Handling large amounts of references

Peter · May 11, 2022, 3:30pm

Hi,

When designing a simple product manager for our website, we would like organize our products in categories.

Both product and category are aggregate roots. Each category has a product references property with a list of product identities. Products are unaware of the categories they belong to. Categories can be deleted without having to update products.

However some categories can have a large amount of references (over 50k). The events in the domain are fine-grained, so every reference being added, changed or deleted results in an event.

Currently we use a snapshot strategy to prevent having to read all events when loading a category, but we are wondering if there are better strategies to manage (large amounts of) references.

Curious about your ideas!

Cheers,

Peter

steven.blair · May 11, 2022, 6:50pm

Peter,

We had a similar situtation, and wanted to avoid rehydrating a monster stream into an aggregate to enforce a rule.
What we ended up doing was building a stream per relationship.
So in your example, you could use the category and product combination to build a stream name and rehydrate from there.
If you have an event, it tells you the relationship is there (maybe you tell the user it already exists / error / silently handle). if the stream doesnt exist, you are free to create the relationship.
From the read model side, you can simple subscrive to “$et-RelationshipCreated” or even the category of the relationship.

Peter · May 11, 2022, 8:20pm

Hi Steven,

Thank you for sharing this solution!

How did you handle deletion for either entity of the relationship? Did you use the read model to determine the relationships for the entity being deleted?

Cheers,

Peter

steven.blair · May 12, 2022, 7:31am

Possibly both.

So take this example:

Product gets deleted and you want to remove all references in a category for this product.
Rather than scan through all the relationships, you rehydrate the Product, Category and the CategoryProduct stream.
Assuming CategoryProduct exists, you would then delete (so your domain remain valid)
You read model could then be used for displaying the Category / Products (but not enforcing business rules)

The take this a bit further, if the product is deleted, and you don’t know the Categories it belongs to, then in my head, you have two options:

Query to get a list and work through to remove the relationships
Simply mark the Product as deleted and any future updates will rehydrate this first and check its deleted, or your read model picks up on the product was deleted and simply doesn’t show this in Categories;

select * from CategoryRelationships where Product is not disabled

alexey.zimarev · May 12, 2022, 1:49pm

I think it should be the opposite.
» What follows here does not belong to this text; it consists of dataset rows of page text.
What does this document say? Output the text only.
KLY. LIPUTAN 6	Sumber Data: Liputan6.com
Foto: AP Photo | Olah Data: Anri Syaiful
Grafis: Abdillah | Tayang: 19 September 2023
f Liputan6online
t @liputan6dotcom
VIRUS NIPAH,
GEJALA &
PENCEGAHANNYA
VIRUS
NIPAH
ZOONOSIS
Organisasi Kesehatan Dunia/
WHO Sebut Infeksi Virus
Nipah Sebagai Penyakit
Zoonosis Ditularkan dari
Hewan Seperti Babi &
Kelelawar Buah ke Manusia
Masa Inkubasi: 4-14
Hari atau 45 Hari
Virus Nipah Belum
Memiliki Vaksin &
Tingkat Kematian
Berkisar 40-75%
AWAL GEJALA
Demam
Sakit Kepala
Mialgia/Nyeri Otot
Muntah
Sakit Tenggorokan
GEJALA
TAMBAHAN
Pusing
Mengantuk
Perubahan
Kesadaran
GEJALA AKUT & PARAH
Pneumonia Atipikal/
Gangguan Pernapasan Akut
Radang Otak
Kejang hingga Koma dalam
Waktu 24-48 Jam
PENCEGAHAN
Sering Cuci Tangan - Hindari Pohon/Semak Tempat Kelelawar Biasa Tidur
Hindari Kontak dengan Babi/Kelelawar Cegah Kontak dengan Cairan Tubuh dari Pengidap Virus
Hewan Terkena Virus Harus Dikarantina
Products might belong to more than one category, so the list is always small. It can change. Categories are static. They are descriptive, but might not even have any business meaning.

A category might not even be an aggregate.

Peter · May 12, 2022, 4:03pm

Hi Alexey,

Thanks for the feedback.

In our use case the category requires to be an aggregate. Considering it as some sort of tag doesn’t work for us.

We’ve chosen to reference products from categories as products must be able to exist without any form of categorization. When deleting a category it requires only deletion of the category. When deleting a product it would require change of only the categories involved.

When referencing the categories from the product makes the list small. But what happens when a category is deleted? Then all products referencing the category should be changed, right?

Another way could be, as Steven suggested, to keep some sort of state in the read model and exclude entities based on this state. Of course the read model can also be “scavenged” to keep it clean.

Thanks again so far for your ideas guys!

Cheers,

Peter

alexey.zimarev · May 13, 2022, 7:00am

It’s a normal reference between aggregates, and, indeed, keeping the category ids in the Product aggregate would improve the design. Using the query side to find all the products for a given category (also for removing the category id after a category was removed) is something I would do in this case. You will need to fan out commands to each product that belongs to a deleted category, and doing it reliably is the hardest part. At the same time, this particular case is not that hard as the command to remove the category from a product is easy in terms of ensuring idempotence. If you send it twice nothing bad will happen.